Sedition should be done away with?

With the police across the country slapping sedition cases against protesters, experts say that the law must be done away with. Drafted by Thomas Babington Macaulay, section 124A was added to the Indian Penal Code in 1870. Gopal Sankaranarayanan says that successive governments have abused section 124A and that it’s about time the law be done away with.

“I think because section 124A has been used to abuse rather than actually for a seditious activity. During Kudankulam protests too, the police arrested thousands of people under section 124A. It is ridiculous how the section is being used and it’s about time we strike it down,” he adds. 

The first ever case of sedition in India was against Bal Gangadhar Tilak in 1897, and later against Mahatma Gandhi. These cases were filed for writing articles against the British Raj. The British used this law to curtail free speech and dissent. 

“Now so far as I am concerned that particular section is highly objectionable and obnoxious and it should have no place both for practical and historical reasons, if you like, in any body of laws that we might pass. The sooner we get rid of it the better,” Jawaharlal Nehru had reportedly said, while introducing the first Constitution of India (Amendment) Bill 1951.

In 1958, the Allahabad High Court had questioned the validity of section 124A in the Ram Nandan vs The State of Uttar Pradesh. Ram Nandan, who was booked for sedition for delivering a speech in front of 200 village residents, called for workers to organise and speak up against the Congress government, which he called oppressive. 
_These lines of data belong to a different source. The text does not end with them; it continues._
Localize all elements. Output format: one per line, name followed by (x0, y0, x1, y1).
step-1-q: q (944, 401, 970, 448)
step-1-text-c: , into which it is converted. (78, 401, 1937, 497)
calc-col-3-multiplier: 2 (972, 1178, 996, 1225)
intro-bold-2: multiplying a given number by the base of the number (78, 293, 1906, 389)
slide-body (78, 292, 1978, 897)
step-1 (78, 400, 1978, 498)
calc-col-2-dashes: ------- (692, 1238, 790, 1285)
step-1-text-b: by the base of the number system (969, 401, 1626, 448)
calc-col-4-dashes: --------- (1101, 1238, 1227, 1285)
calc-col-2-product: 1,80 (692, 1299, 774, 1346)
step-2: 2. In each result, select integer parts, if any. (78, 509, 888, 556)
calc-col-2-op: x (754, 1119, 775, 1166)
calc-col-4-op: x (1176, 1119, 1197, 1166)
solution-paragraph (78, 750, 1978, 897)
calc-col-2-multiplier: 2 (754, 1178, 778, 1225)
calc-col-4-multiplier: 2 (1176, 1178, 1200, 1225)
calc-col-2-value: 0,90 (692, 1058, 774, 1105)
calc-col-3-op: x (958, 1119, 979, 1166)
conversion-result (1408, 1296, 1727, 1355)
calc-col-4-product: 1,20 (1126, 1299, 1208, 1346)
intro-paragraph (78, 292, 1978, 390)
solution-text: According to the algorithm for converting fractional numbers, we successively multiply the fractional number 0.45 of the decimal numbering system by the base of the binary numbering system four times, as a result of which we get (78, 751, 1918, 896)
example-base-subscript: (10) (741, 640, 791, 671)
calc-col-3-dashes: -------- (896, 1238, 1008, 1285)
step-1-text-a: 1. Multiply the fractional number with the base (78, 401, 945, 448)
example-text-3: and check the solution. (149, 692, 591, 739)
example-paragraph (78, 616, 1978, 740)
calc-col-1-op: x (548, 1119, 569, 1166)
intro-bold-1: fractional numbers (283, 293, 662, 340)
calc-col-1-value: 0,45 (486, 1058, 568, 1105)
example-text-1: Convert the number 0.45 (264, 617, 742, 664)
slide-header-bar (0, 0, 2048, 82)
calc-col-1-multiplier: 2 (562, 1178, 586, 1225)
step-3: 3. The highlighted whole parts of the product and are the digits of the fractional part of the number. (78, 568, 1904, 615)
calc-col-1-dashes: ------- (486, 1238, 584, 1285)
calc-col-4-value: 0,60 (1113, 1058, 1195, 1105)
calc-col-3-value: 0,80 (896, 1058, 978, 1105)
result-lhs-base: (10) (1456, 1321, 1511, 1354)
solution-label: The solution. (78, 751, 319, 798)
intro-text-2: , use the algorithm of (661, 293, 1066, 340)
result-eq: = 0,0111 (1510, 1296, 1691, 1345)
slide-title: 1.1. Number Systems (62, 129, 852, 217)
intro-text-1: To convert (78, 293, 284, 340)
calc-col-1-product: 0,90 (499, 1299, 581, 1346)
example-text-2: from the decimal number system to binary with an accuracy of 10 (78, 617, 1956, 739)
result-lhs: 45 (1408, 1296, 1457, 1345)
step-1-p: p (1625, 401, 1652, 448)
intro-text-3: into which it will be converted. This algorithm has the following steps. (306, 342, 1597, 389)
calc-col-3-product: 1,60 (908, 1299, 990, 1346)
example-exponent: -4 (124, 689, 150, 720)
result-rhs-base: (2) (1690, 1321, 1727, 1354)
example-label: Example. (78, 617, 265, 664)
"The whole inquiry before us is whether a restriction on the right to spread disaffection against the government is valid or not. If it is invalid, then only a person has a right to excite disaffection against the government and the provisions of Section 124-A punishing him for it would be unconstitutional," the judgment reads.

Gopal Sankaranarayana says that the 1958 judgement had effectively questioned the validity of section 124A but that it got negated when the SC upheld the law in the Kedar Nath judgement in 1962. He says that the apex court, however, diluted the scope of section 124A. 

In 2015, the Supreme Court, upheld the Kedar Nath judgement of 1962, that section 124A (sedition) of the IPC is only applicable where only if the action of the individual actually leads to violence, and if the action amounts to overthrowing the state. "I think people are losing track of the fact that the scope of the act has been diluted by the law. It is a colonial era law that even the British have got rid of," he says.

In the case of the Bidar school teacher and parent of the student being accused of sedition, Professor Faizan Mustafa, Vice Chancellor of NALSAR University of Law in Hyderabad, argues that section 124A does not apply. This, he says is because the actions of the accused, like in the Kedar Nath case did not result in violence.

"It (Application of the sedition law) will depend on the contents of the play. Unless there is violence, as per the Supreme Court of India's judgements in 1962 with the Kedar Nath Singh case and the Balwant Singh case in 1995, it is not sedition," Professor Faizan Mustafa says.